I always noticed music in film and TV shows – in many shows, it was my favourite part. I grew up at the height of the Disney Renaissance and the emergence of Pixar, and much of this music was the literal soundtrack to my childhood. Whenever we watched films on TV, I’d record them (on my tape recorder, and then on an old Dictaphone my grandfather gave me), and listen back, hearing how the music worked. As I watched different genres of film, I listened to how the music changed, and I’d make little comparisons and observations in one of the many notebooks I picked up from the local Tesco. Soon, I was able to purchase film score CDs – my first one, bought with my pocket money, was a ‘best of John Williams’ collection, I think because I knew him from having watched the Indiana Jones films. It was so old, the selling point was that it boasted tracks from the latest Star Wars film, The Phantom Menace.

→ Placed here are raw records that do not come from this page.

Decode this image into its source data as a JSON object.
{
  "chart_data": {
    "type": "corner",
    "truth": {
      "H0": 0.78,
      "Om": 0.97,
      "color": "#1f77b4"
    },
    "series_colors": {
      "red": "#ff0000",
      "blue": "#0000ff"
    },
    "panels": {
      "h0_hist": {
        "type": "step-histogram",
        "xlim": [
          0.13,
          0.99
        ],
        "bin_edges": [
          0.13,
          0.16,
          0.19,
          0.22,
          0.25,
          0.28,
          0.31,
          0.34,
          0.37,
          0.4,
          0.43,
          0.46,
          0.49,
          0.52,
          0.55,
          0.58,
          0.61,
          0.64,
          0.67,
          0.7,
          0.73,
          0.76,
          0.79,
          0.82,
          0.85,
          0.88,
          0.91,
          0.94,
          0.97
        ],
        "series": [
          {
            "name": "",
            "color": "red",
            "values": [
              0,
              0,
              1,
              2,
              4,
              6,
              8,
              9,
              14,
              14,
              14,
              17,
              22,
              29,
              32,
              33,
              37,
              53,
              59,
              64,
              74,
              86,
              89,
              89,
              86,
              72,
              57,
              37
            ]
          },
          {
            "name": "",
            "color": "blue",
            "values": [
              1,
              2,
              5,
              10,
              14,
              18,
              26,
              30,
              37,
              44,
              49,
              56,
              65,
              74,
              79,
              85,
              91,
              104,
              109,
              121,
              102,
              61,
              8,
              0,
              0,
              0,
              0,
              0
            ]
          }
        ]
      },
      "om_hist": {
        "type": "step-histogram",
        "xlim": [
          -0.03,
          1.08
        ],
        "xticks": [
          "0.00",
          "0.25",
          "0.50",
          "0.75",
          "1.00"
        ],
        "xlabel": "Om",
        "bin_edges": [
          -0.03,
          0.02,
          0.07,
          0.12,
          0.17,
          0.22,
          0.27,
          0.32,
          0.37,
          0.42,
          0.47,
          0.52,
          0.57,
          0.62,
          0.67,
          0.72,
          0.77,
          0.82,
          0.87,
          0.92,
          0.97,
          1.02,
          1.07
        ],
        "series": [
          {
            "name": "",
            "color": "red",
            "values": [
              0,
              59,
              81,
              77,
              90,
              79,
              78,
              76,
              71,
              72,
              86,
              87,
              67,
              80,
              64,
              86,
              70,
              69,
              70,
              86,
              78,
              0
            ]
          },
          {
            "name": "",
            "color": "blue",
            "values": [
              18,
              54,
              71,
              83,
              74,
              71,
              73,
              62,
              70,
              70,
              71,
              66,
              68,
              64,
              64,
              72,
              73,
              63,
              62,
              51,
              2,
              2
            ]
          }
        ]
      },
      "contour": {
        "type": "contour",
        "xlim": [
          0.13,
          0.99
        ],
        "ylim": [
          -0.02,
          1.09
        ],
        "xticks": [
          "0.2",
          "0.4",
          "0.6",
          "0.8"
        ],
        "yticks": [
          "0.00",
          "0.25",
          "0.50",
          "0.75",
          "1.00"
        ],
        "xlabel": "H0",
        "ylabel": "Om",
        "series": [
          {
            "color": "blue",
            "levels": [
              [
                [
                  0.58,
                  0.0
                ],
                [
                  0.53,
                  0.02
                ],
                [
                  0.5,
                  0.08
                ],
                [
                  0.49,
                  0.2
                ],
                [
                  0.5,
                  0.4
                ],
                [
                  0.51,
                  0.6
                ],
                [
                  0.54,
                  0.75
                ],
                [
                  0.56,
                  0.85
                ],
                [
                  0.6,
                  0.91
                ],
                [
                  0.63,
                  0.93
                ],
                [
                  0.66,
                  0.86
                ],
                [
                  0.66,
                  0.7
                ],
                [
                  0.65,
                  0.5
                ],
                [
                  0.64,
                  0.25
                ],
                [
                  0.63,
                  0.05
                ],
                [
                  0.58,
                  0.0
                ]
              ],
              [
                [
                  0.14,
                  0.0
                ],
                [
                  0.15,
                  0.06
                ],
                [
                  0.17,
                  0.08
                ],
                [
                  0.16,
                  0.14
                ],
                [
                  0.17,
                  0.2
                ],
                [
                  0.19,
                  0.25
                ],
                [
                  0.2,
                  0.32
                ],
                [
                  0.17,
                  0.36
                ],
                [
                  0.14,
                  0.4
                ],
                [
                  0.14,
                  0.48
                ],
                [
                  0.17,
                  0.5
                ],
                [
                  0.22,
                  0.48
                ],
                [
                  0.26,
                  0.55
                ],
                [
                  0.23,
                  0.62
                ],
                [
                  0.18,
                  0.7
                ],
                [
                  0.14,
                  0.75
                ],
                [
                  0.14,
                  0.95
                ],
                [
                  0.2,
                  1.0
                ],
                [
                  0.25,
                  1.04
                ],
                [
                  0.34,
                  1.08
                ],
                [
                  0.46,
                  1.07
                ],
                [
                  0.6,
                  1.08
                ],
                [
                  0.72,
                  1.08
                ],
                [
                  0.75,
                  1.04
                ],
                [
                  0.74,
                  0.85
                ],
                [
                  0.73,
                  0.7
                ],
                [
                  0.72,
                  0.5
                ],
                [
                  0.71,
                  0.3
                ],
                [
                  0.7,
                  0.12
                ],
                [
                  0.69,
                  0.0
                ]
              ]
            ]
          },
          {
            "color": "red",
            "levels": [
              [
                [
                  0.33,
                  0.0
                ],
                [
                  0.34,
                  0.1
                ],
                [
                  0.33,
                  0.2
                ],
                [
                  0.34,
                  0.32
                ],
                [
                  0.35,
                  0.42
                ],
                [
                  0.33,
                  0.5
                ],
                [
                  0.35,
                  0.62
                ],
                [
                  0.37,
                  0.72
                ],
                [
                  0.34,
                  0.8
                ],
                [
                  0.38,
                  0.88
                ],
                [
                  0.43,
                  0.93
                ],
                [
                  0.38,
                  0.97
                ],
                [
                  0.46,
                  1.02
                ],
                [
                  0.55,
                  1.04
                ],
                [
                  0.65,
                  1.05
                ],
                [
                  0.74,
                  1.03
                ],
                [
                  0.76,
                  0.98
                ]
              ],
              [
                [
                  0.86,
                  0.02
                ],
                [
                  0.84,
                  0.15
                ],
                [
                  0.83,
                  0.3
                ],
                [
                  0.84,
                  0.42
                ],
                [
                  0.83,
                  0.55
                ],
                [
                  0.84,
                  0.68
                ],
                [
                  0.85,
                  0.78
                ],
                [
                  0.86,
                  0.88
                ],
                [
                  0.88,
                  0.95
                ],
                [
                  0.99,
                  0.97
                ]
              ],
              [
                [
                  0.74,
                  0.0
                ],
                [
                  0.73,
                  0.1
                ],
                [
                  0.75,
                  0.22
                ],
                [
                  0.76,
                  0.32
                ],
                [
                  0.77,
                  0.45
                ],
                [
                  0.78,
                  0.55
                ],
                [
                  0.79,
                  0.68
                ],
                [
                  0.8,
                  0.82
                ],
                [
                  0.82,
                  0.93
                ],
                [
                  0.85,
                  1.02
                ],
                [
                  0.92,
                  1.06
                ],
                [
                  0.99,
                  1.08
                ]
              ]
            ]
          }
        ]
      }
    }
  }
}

My sister used to go horse riding, and I’d sit in the car with books or the radio for an hour and a half and wait for her to be done. One day, at a club I used to go to with my aunt, a friend told me about a radio show on Classic FM that played film music for a couple of hours. Optimistically, I turned to Classic with the hope that the show would be on at exactly the time I was listening – it wasn’t. However, I found that the music was just as wonderful. This must have been 15 years ago or so, and I still remember the first day I listened – the first piece was Gerald Finzi’s ‘Eclogue’, and it remains one of my favourites to this day. (I’d recommend you give it a listen – it’s so nice.)

What I love about film music and classic stuff is its richness, and the sense that it tells a story. I bought full albums of film scores or classical performances, and I’d lay in bed, when I should have been asleep, listening to them in their entirety. I’d hear how the themes changed and the music evolved, and how certain passages were designed to make you feel happy or sad – losing myself in the lush textures of these carefully-constructed worlds was incredible. If I knew the work, great – I loved the phenomenal soundtrack to The Incredibles, and a beautiful recording of Swan Lake that I sadly lost in a house move – the music helped me picture the moments. But I’d often pick up CDs I didn’t know and see what stories they told me, an experience that was just as magical.

I envisage music as a storytelling tool, something to help you into the layers of a narrative and to suggest the emotions you and the character might be feeling

I was unlike most kids in my school when it came to music. Our local radio station, Free Radio, would like a song and play it to death until a new tune came along, and so on and so on – whatever was big that week was all anyone would sing in the playground. I turned 13 in 2007, the year that saw the first big releases from Rihanna and Adele, but this was also the time that I really stopped pretending to engage with pop music outside of the radio on the drive to and from school, and barely then. The songs just didn’t engage me at all – they seemed so sparse in comparison to the kind of music I enjoyed. That may sound a little snobbish, but it’s true. I remember when Iggy Azalea and Charli XCX’s ‘Fancy’ became a chart-topper – I was genuinely baffled.

In 2015, I composed my first ever film score – a piano score for Nosferatu, which I performed live at the Student Cinema. And this, really, is how I think music made me; my listening habits, and the way I engaged with music, all felt like training of a sort for this kind of job. I envisage music as a storytelling tool, something to help you into the layers of a narrative and to suggest the emotions you and the character might be feeling, and that’s down to the way I listened as a kid. Even now, my preference is always for a nice slab of instrumental music designed to tell a story – give it a go, and see what you think.